While caring for children who may live long after leaving the program, staff members also experience the deaths of those in their care, Kaplan said.

The program’s bereavement department communicates with families of children in hospice who have died at least once a month for up to 13 months, and arranges for grieving parents and siblings to speak with a social worker, nurse, grief counselor, or any 1Care employee who was involved in the child’s life.

“We probably average one or two terminally ill children a month,” Kaplan said. “Some months none, other months three. And most of them are at home.”

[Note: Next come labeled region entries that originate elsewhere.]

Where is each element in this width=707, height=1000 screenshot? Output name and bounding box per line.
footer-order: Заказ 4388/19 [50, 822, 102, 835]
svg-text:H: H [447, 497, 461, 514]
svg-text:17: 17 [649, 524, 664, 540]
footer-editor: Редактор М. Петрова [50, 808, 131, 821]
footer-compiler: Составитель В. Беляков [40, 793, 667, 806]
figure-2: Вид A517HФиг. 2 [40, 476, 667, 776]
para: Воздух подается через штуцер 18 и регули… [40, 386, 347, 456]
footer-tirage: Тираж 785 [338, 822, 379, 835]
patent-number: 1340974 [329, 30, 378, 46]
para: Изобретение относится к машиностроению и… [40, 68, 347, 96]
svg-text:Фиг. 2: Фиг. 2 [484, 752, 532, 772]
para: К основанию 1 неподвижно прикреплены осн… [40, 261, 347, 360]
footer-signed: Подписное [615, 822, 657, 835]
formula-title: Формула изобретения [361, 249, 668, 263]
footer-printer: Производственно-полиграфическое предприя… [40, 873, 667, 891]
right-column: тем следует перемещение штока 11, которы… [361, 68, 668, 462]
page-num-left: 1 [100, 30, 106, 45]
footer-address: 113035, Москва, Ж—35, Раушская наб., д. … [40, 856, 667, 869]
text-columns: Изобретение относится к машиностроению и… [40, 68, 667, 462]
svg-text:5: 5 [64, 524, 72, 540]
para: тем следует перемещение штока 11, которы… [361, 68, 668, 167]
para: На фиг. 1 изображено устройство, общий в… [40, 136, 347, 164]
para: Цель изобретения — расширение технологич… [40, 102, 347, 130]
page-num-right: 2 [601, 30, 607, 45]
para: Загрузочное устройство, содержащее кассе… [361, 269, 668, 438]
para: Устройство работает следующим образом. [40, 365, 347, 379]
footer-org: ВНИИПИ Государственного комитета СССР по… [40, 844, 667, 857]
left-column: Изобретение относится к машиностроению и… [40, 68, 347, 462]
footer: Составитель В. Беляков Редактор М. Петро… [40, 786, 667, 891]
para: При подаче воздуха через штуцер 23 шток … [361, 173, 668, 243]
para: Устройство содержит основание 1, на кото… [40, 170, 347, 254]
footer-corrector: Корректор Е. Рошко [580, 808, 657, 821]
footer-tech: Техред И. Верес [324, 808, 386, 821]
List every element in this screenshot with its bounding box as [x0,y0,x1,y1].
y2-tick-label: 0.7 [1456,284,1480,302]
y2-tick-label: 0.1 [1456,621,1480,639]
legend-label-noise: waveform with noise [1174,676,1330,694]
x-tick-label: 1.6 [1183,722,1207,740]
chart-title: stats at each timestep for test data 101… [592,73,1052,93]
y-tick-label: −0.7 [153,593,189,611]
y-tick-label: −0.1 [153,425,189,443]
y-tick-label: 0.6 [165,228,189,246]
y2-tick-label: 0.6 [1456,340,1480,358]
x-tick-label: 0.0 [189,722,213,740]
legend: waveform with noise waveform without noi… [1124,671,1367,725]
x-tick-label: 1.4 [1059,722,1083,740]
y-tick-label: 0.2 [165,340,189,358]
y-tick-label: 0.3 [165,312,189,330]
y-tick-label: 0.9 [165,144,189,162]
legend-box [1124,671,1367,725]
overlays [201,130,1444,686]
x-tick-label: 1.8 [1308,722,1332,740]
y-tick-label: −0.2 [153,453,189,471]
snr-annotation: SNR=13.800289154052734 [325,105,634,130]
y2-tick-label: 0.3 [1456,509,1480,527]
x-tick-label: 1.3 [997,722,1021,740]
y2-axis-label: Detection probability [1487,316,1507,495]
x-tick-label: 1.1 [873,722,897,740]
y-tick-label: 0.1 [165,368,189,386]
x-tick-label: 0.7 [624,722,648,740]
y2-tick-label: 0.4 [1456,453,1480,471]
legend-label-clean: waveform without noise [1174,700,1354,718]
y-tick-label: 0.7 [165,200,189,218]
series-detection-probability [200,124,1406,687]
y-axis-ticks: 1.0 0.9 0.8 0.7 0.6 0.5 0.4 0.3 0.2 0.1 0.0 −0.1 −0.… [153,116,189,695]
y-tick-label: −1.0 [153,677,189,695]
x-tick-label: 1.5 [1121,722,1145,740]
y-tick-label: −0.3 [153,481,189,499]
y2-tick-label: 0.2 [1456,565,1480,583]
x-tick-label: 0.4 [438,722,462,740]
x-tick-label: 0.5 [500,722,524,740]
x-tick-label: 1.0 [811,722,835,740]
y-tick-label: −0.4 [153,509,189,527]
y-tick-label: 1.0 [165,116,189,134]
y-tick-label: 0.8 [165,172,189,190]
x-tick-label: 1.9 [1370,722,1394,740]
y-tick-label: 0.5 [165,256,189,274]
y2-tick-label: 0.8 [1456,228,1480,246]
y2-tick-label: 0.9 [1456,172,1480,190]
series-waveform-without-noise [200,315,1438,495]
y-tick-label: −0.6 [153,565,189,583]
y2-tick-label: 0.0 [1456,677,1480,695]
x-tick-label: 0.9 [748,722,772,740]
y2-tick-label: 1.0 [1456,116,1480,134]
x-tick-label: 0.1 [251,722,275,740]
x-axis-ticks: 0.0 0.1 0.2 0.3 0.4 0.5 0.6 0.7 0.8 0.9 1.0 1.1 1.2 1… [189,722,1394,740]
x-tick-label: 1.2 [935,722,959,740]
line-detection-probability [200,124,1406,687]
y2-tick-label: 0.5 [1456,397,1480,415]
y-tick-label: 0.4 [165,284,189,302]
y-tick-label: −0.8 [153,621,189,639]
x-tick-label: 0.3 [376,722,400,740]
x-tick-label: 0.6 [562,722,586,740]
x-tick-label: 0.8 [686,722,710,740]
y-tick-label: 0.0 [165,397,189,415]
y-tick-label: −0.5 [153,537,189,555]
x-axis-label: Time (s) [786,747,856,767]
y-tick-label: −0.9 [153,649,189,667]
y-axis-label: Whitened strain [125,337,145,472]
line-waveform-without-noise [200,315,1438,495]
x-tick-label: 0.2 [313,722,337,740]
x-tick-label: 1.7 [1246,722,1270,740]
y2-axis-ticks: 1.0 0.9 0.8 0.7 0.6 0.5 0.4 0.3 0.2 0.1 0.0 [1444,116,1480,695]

In one case in May, the parents of an 8-year-old boy in the program who had a rare form of liver cancer removed their son from hospice care and admitted him to a hospital to manage his symptoms.

Kaplan, who knew the boy’s family, was in the room when he took his last breath.

“Once you create a bond and you realize that you love these families, I wouldn’t have missed it for the world,” she said.

“Loss is never easy,” she said. “But there is a place to put it. And when you consider the gratitude part of being in someone’s life, a parent, a child, there really is no better intervention.”

‘Like an army behind you’

Tunea said she is grateful to 1Care Hospice and the people who have helped both Danyel and his older brother, Jakob, who suffers from a chromosome 2 deletion, which the National Library of Medicine defines as “a chromosomal abnormality that occurs when a copy of the genetic material located on the long arm of chromosome 2 is missing” and is often associated with intellectual disabilities and behavioral problems.

Jakob, who likes to play with graphics on a computer tablet, experiences autism-like behaviors and requires a lot of speech therapy, developmental therapy and physical therapy, Tunea said.

She said she also learned that something both boys share is a rare genetic heart condition that could cause them to go into cardiac arrest.

For her children, 1Care’s palliative care program helps “with medication, regimens, pain management and the emotional part of it,” Tunea said.

Rather than an “end of life” concept, Tunea sees it “more as a team effort, a support and care system, like an army behind you because it’s too hard to do this on your own.”

“We are a strong family, but I am even stronger because I have that team behind me and they are willing to do anything.”